MtDNA results revealed high gene diversity and low nucleotide diversity in these farmed sturgeons. Results from AMOVA analysis for the 17 strains of sturgeon showed that most of the genetic variance was distributed among the different matrilineal strains. These conclusions were supported by our microsatellite results. Since Shannon-Wiener and Simpson indices measure allelic gene diversity and dominance in the population, respectively, a high and homogeneous Shannon-Wiener index may indicate that hybrid regions could comprise a large number of multigenerational backcrossed hybrids that are indistinguishable from the parental species [45], and that multigenerational backcrossed hybrids resemble the parental species with which they share most of their alleles [46]. A. ruthenus♀ × H. dauricus♂ (XiH) showed the highest Simpson index, which may be due to the fact that introgression of a few loci may promote adaptive divergence [1]. Similarly, high levels of genetic diversity have been reported in lake sturgeons across the species’ range [46]. The low levels of genetic diversity in A. sinensis♀ × A. schrenckii♂ (ZS) suggest that A. sinensis♀ × A. schrenckii♂ (ZS) was founded by a small number of individuals.
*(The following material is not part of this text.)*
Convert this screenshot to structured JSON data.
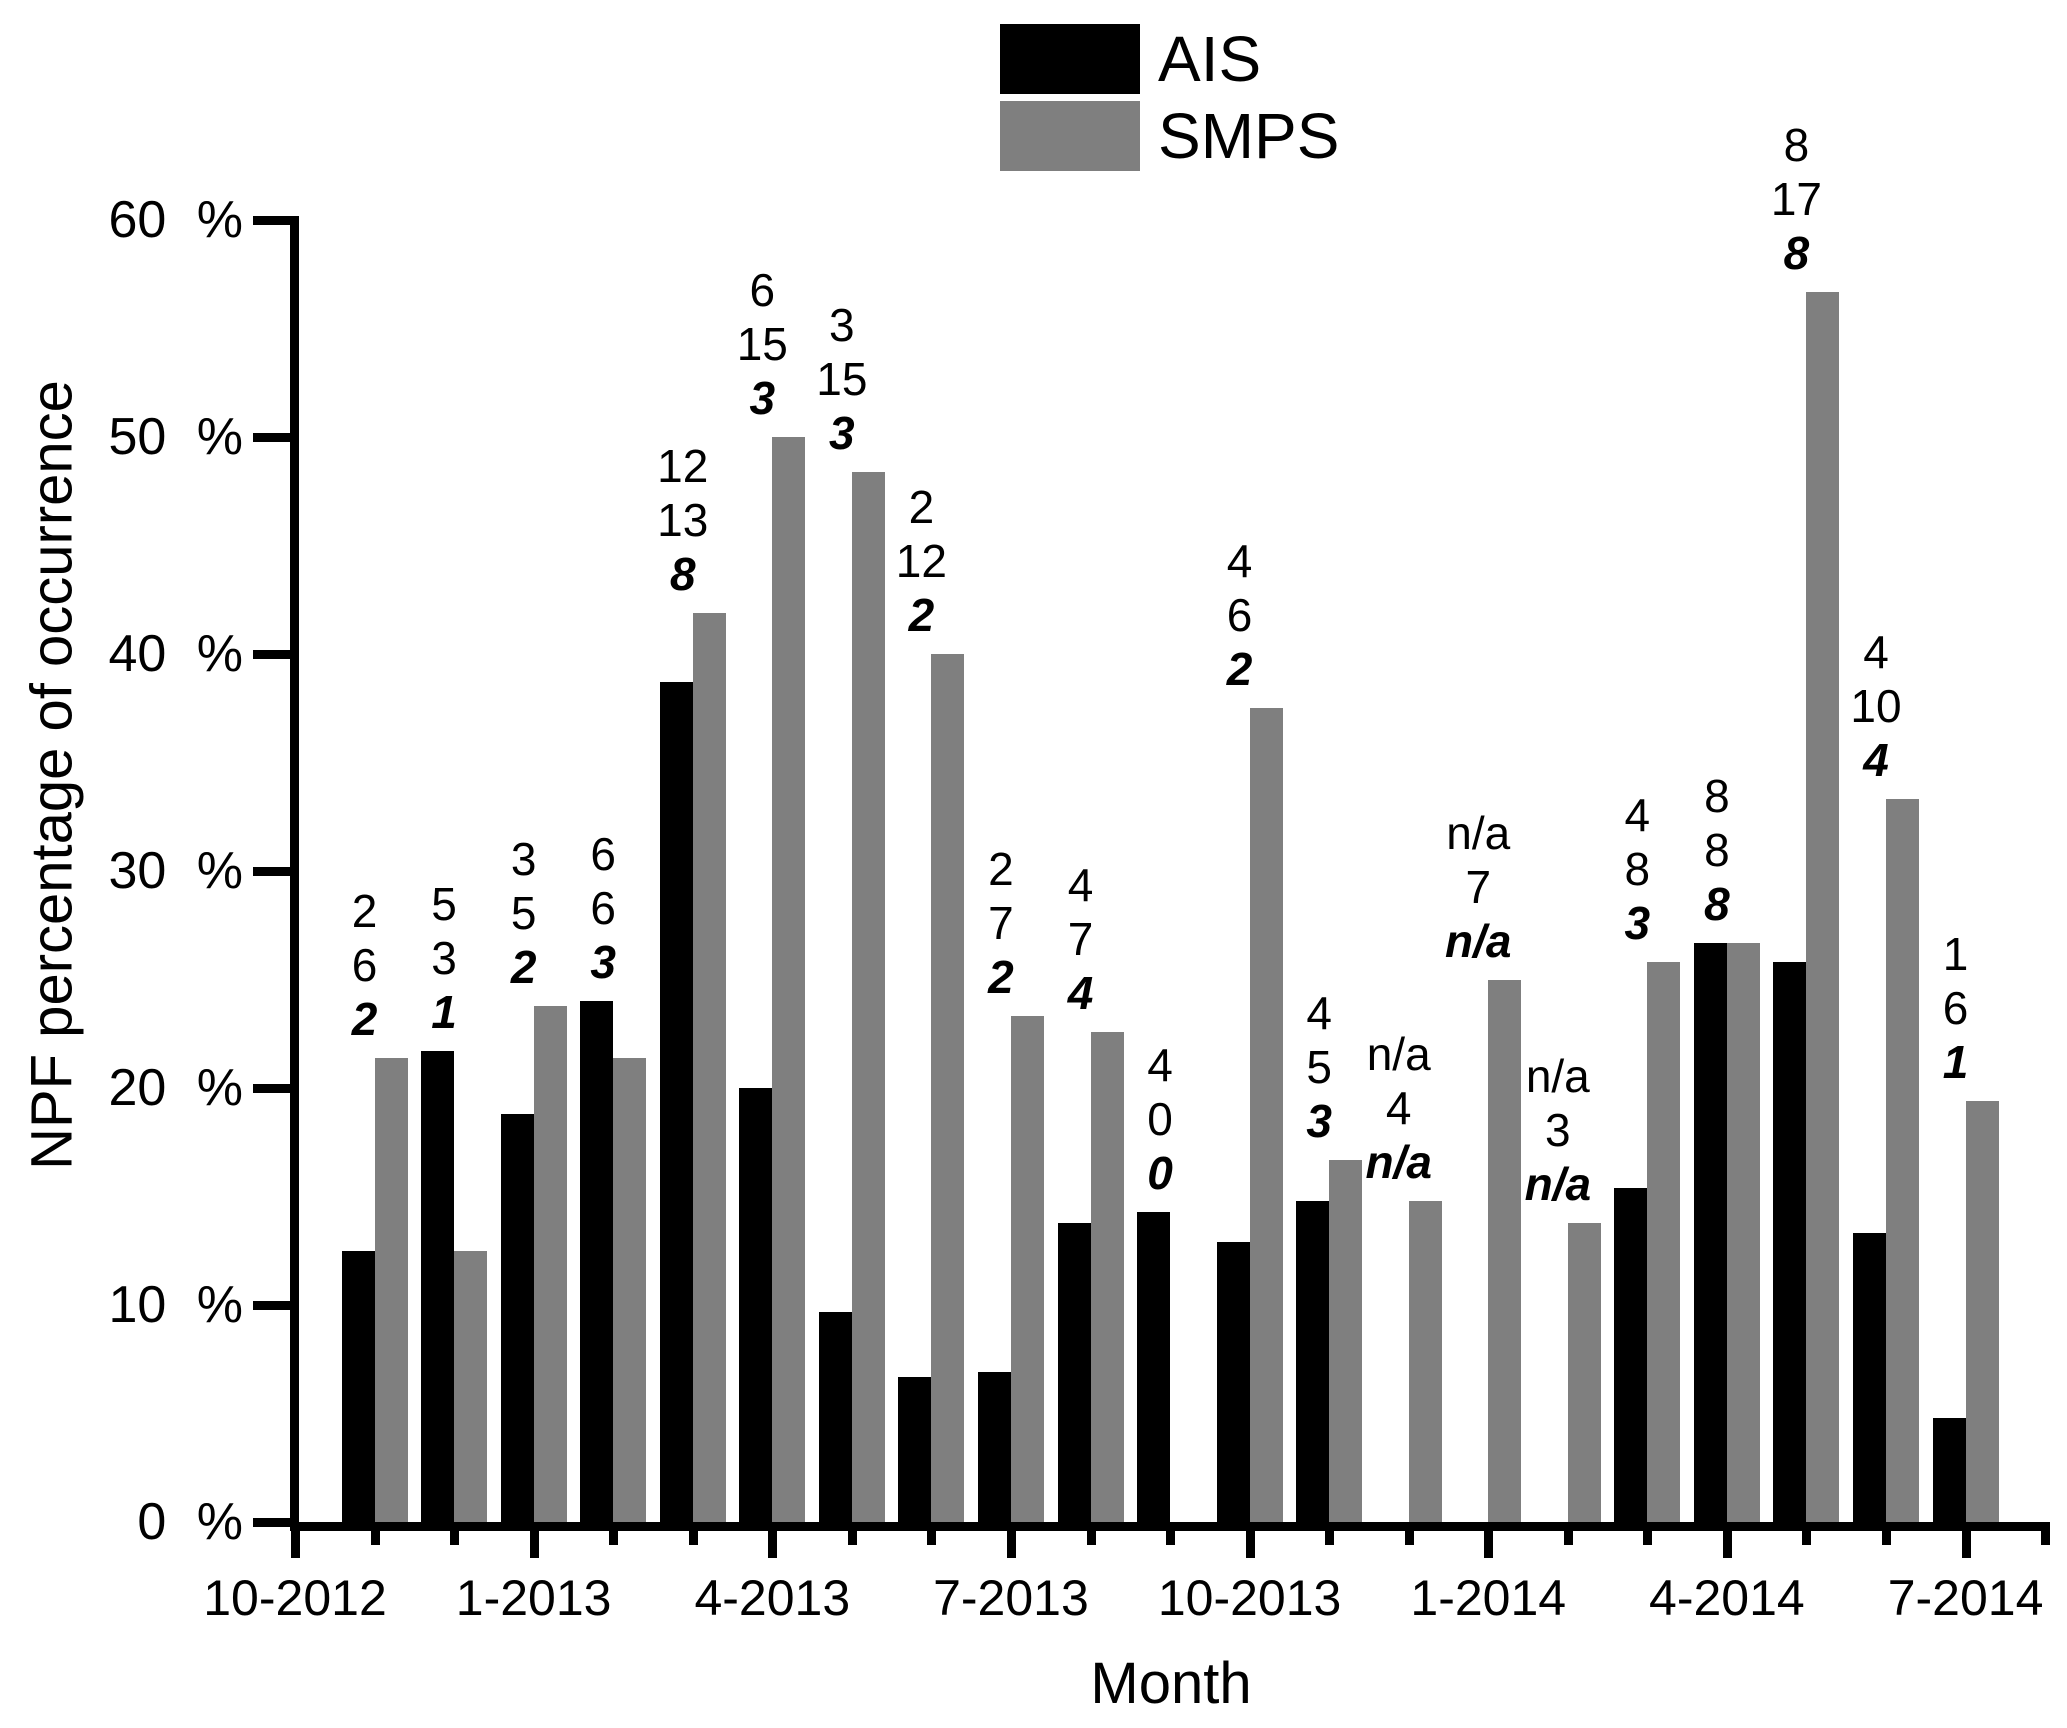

Genetic diversity of farm animal is often exploited to meet current production needs, to allow sustained genetic improvement, and to facilitate rapid adaptation to changing breeding objectives [47]. Allele introgression is crucial to livestock genetics, while crossbreeding has always been a staple of breeding programs. Hybridization and polyploid formation will continue to generate species diversity . Our results show that farmed sturgeons hybridize with each other to varying degrees and with high genetic diversity. The conservation aquaculture programs are designed to minimize the genetic impacts on wild populations caused by introgressive farmed populations.

Conclusions

We combined a morphological study with DNA barcoding and microsatellite markers to show that we can unambiguously identify seven sturgeon species and ten F2 hybrid strains from sturgeon farms in China. We found that introgressive hybridization is pervasive and exists in both purebred and hybrid farmed sturgeons, which may reflect widespread mismanagement of sturgeon breeding in China. We also found that farmed sturgeons hybridize with each other to varying degrees and with high genetic diversity.